When he leaves as dean, Gonzalez plans to take some time away but then return to full-time work on the School of Education faculty.

"Gerardo has been an excellent and trusted colleague during his time as dean on the Bloomington campus," said Provost and Executive Vice President Lauren Robel. "His global vision has connected our students to meaningful teaching experiences both in the U.S. and abroad, which have prepared them for the demands of the education profession in the 21st century. He has expanded the way we think of education research on this campus, and we are grateful that he will continue his research, teaching and service as a member of the faculty."

Gonzalez said the time is right for him to leave the dean position.

"It has been a privilege and an honor to represent the excellent faculty, students, alumni and staff of the School of Education as well as promote the academic traditions of Indiana University as dean during a time of immense challenges for public education," Gonzalez said.

"Given the improving economy and strong position of the school, this seems like a good time to pass on the leadership role.

"On a personal level, I look forward to devoting more attention to my teaching and research and spending more time with my family," he added. "When we moved to Bloomington, I had no idea this would turn into one of the longest deanships at IU and nationally. I've enjoyed every minute of it."

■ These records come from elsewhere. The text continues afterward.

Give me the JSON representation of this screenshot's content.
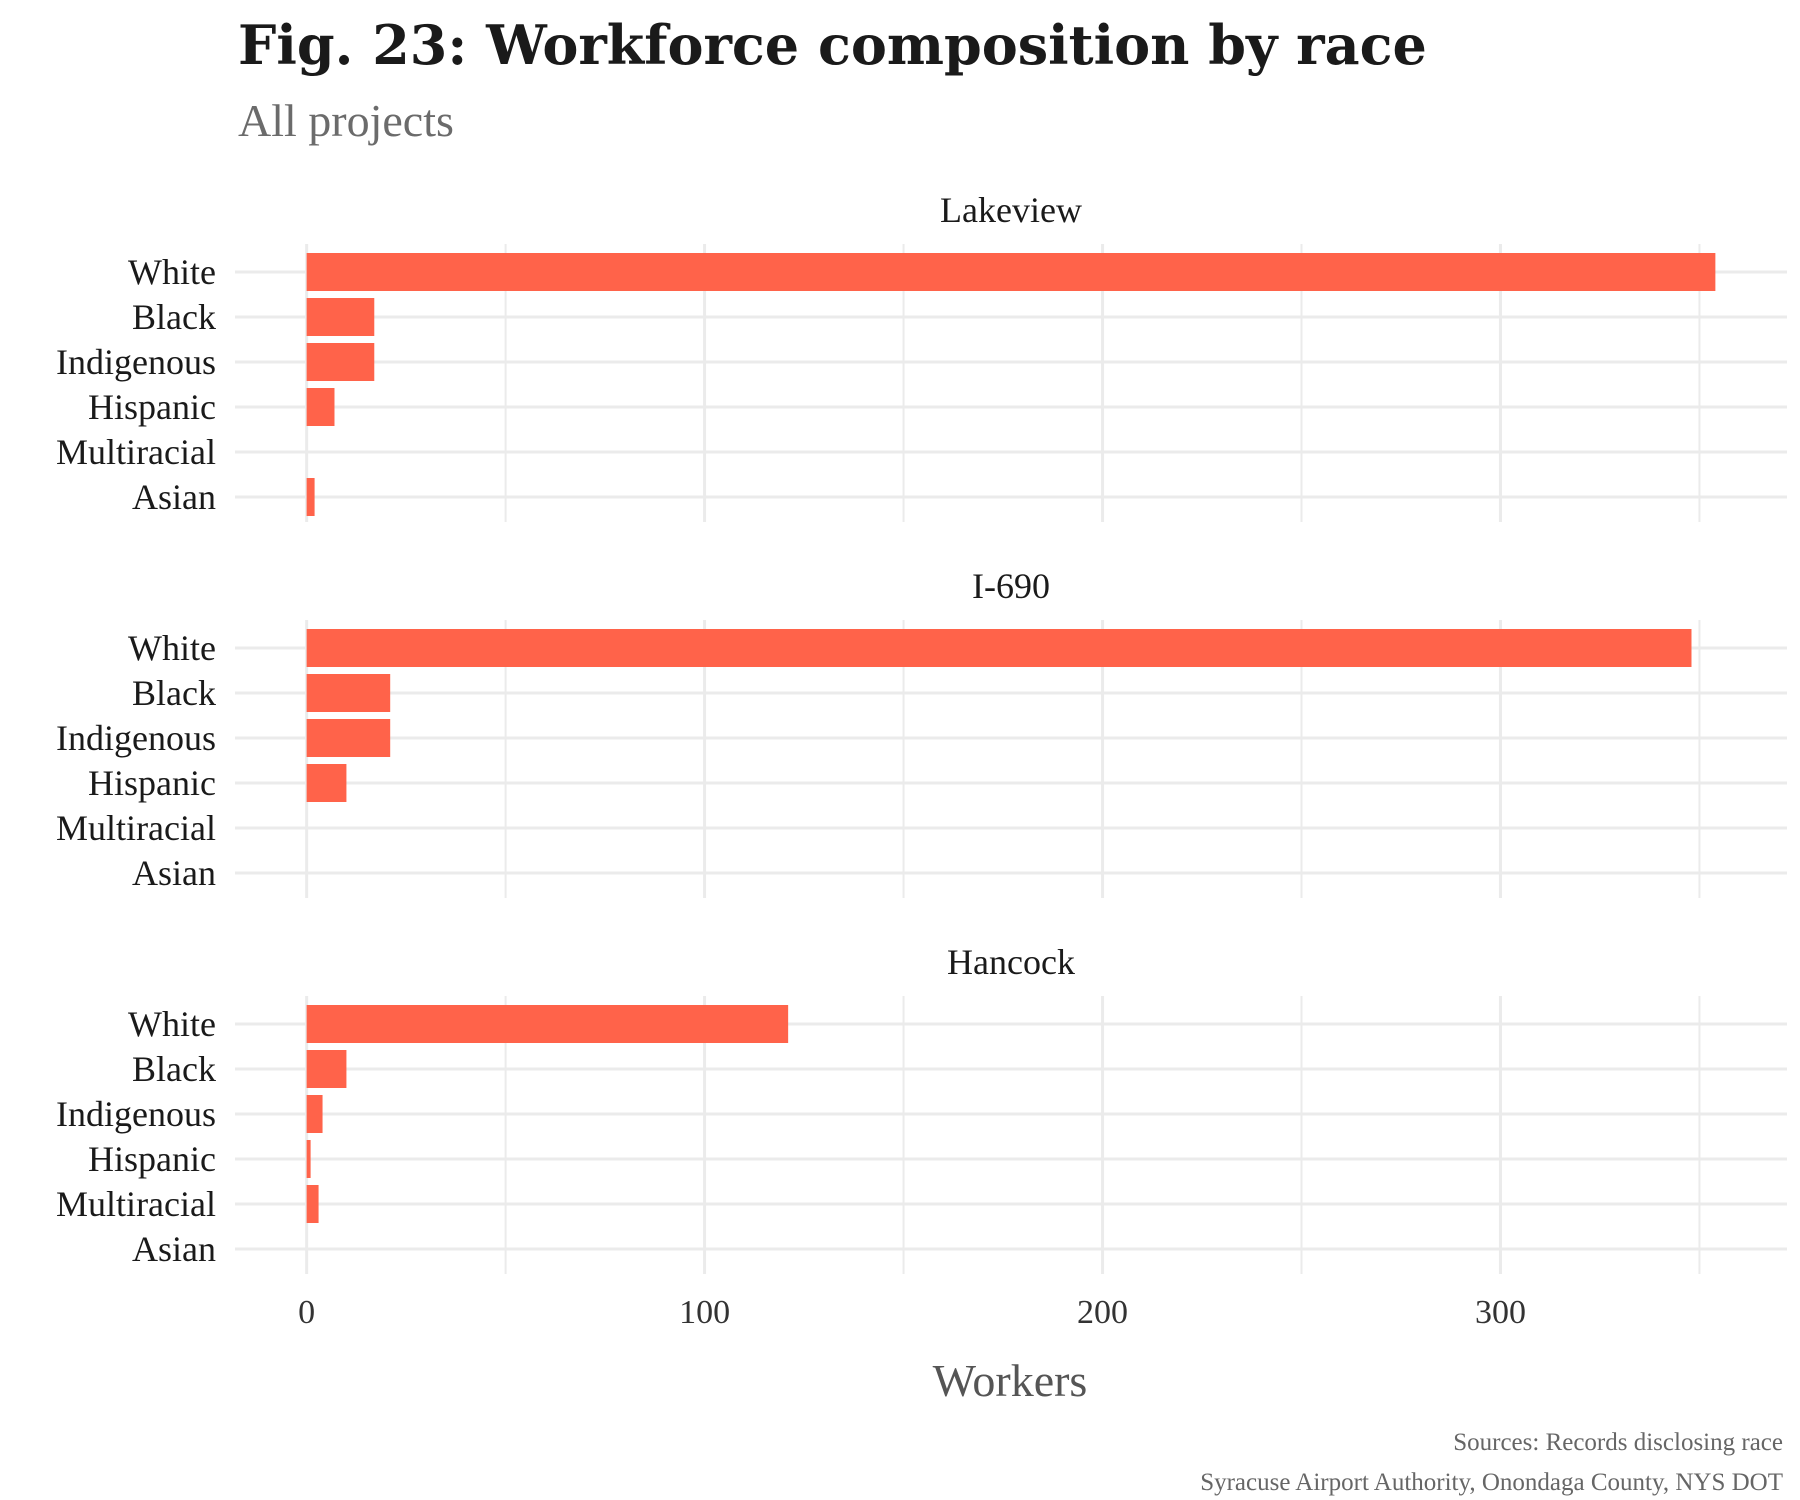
{
  "title": "Fig. 23: Workforce composition by race",
  "subtitle": "All projects",
  "caption_lines": [
    "Sources: Records disclosing race",
    "Syracuse Airport Authority, Onondaga County, NYS DOT"
  ],
  "colors": {
    "bar": "#FF634A",
    "grid": "#EBEBEB",
    "background": "#FFFFFF"
  },
  "chart_data": {
    "type": "bar",
    "orientation": "horizontal",
    "categories": [
      "White",
      "Black",
      "Indigenous",
      "Hispanic",
      "Multiracial",
      "Asian"
    ],
    "facets": [
      {
        "name": "Lakeview",
        "values": [
          354,
          17,
          17,
          7,
          0,
          2
        ]
      },
      {
        "name": "I-690",
        "values": [
          348,
          21,
          21,
          10,
          0,
          0
        ]
      },
      {
        "name": "Hancock",
        "values": [
          121,
          10,
          4,
          1,
          3,
          0
        ]
      }
    ],
    "xlabel": "Workers",
    "ylabel": "",
    "xlim": [
      -18,
      372
    ],
    "xticks": [
      0,
      100,
      200,
      300
    ],
    "grid": true,
    "legend": "none"
  }
}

In his time as IU School of Education dean, Gonzalez has spoken passionately and effectively for education policies to best serve all learners and prepare quality teachers and educational leaders. Particularly during education reform discussions of the past several years, he has testified frequently at the Indiana General Assembly and Indiana State Board of Education and in other settings to provide leadership on key issues. Gonzalez has contributed editorials on these matters both locally and nationally, with his columns appearing in the Indianapolis Business Journal, The Indianapolis Star, Education Week and other publications.

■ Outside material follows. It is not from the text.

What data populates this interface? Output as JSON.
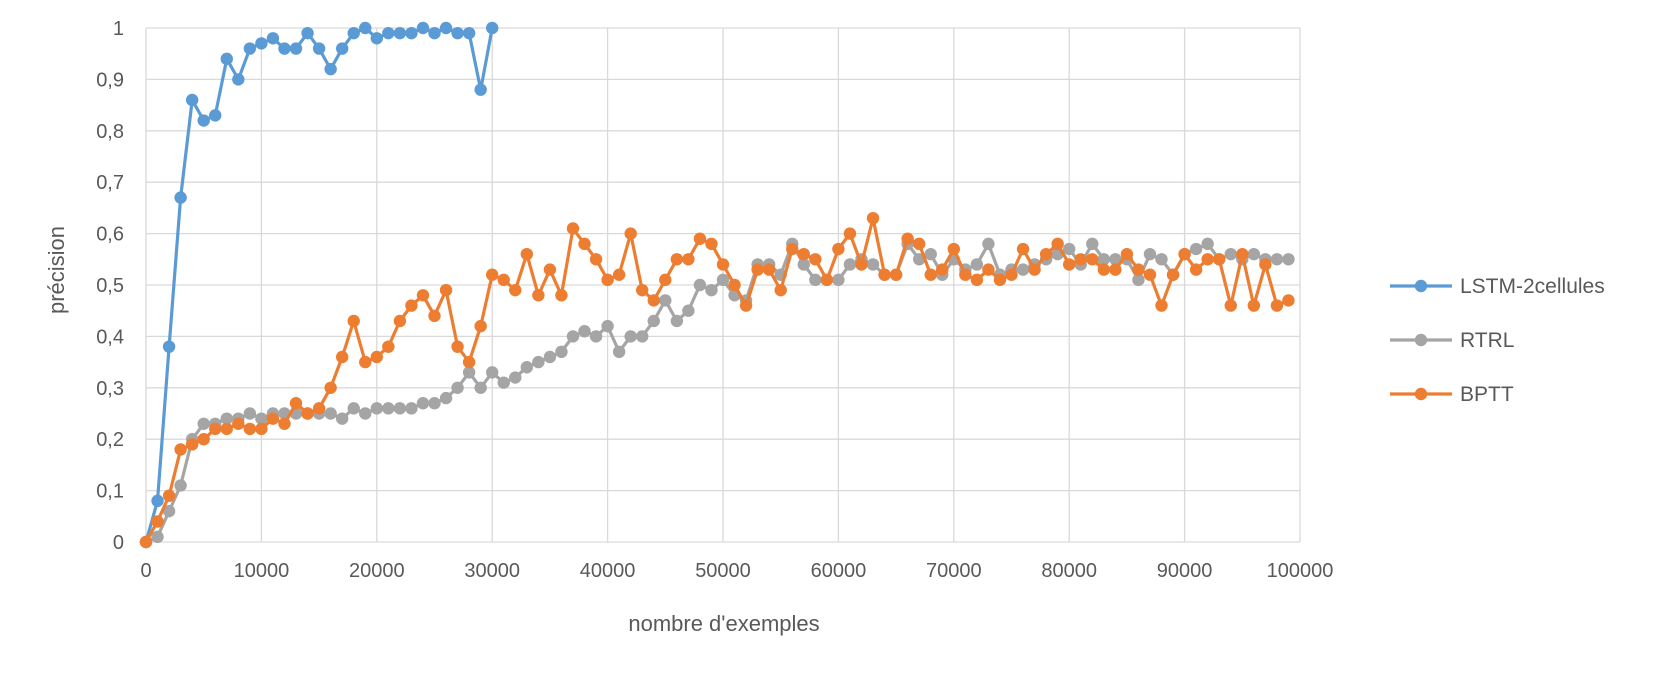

Gonzalez is a recognized expert on alcohol and drug education and has written extensively on drug and alcohol issues and their impact on college student success. In 1975, he founded the BACCHUS Network, a collegiate peer education program that supports student academic and personal success by building skills in student leaders to address campus health and safety issues.

Informed in part by his experience as an immigrant from Cuba at age 11, Gonzalez is also active in multicultural counseling and education issues. He has addressed national and international groups and written scholarly works on the Cuban-American experience and Hispanic educational concerns. In 2012, Hispanic Business named him one of the 50 most influential Hispanics in the United States. Speaker of the Indiana House of Representatives Brian Bosma also named him to the Indiana Commission for Hispanic/Latino Affairs in 2012. Gonzalez was awarded the IU Latino Faculty and Staff Service Award in 2003 for his advocacy of educational equity and access for underrepresented groups.

IU Bloomington is the flagship residential, research-intensive campus of Indiana University. Its academic excellence is grounded in the humanities, arts and sciences, and a range of highly ranked professional programs. Founded in 1820, the campus serves more than 42,000 undergraduate and graduate students pursuing degrees in more than 300 disciplines. Widely recognized for its global and international programs, outstanding technology and historic limestone campus, IU Bloomington serves as a global gateway for students and faculty members pursuing issues of worldwide significance.